Reserpine-Digitalis Toxicity: Case Reports of Cardiac Arrhythmias Occurring During Reserpine-Digitalis Therapy and a Review of the Literature with Supporting Animal Experiments

Author Affiliations


From the Department of Pharmacology, University of Oregon Medical School, Portland, Oregon. Supported by grants from the National Heart Institute, United States Public Health Service. Supplies of reserpine (Serpasil) used were made through the courtesy of Dr. Charles Sullivan, Ciba Pharmaceutical Products, Inc., Summit, N.J.

Arch Intern Med. 1962;109(5):503-506. doi:10.1001/archinte.1962.03620170001001

Reserpine and digitalis are often given to the same patient when arterial hypertension and congestive heart failure occur at the same time. Reserpine's reduction of peripheral resistance and bradycrotic effect may assist the digitalis compensation of congestive heart failure.1 Reserpine has also been found useful in slowing the tachycardia of thyrotoxicosis. Marangoni and Cavusoglu2 reported that for certain patients with atrial fibrillation and a rapid ventricular rate reserpine may substitute for digitalis.

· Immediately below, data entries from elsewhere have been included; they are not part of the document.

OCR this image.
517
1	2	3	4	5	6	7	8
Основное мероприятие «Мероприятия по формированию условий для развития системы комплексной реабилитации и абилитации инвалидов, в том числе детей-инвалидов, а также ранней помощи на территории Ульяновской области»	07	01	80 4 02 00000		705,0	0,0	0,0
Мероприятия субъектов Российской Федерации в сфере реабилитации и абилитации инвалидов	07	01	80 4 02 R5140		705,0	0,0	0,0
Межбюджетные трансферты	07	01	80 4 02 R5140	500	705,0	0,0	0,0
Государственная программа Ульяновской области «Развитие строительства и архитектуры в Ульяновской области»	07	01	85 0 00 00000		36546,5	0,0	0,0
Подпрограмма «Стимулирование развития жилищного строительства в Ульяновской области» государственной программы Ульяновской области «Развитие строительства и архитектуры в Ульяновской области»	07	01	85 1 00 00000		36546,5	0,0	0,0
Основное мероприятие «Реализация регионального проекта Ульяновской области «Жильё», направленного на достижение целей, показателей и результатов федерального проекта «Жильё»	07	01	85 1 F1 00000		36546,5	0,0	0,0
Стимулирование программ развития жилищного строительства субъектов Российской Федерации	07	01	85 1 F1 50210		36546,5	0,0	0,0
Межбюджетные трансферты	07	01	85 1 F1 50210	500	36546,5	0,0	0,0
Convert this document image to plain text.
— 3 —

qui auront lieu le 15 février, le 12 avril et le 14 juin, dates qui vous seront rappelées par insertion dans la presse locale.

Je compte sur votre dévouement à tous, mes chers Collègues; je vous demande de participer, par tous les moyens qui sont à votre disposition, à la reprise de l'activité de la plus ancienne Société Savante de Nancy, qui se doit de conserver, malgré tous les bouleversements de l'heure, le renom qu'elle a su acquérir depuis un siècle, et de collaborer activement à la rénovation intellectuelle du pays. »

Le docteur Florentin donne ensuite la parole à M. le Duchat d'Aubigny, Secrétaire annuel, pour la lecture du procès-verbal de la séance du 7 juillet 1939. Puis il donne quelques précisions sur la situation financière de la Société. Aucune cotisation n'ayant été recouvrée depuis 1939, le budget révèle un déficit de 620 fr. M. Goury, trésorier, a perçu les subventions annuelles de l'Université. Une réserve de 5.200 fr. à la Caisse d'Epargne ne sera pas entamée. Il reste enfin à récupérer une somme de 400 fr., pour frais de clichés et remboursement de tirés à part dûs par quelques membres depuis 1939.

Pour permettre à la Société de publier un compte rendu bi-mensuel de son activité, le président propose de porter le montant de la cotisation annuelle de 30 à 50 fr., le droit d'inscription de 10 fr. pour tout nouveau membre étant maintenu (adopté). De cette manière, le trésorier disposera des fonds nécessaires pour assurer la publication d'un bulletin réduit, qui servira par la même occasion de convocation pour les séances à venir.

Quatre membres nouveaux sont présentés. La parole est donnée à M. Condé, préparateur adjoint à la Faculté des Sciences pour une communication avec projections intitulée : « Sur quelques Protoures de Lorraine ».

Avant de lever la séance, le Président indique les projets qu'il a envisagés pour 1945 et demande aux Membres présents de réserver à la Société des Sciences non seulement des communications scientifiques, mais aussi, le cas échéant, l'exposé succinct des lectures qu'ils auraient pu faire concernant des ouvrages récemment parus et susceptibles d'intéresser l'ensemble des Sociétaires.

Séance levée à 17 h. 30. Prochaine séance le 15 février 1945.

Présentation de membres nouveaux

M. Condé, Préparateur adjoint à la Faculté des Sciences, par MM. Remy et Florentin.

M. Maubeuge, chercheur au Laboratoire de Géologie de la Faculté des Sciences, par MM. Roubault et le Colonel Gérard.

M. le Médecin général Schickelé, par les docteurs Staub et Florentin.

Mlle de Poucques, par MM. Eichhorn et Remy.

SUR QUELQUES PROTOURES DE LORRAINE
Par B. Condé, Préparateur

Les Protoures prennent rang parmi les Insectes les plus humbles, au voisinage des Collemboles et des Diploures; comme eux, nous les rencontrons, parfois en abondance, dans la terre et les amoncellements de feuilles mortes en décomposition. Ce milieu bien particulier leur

Reserpine alone has been implicated as both provoking arrhythmias and reversing them, although such reports are incidental to the drug's use for other purposes. Our purpose is to describe patients with alarming cardiac arrhythmias which appeared following the simultaneous administration of digitalis and reserpine. The literature relative to reserpine and cardiac arrhythmias will be reviewed, and experiments using digitalis and reserpine in the dog will be summarized.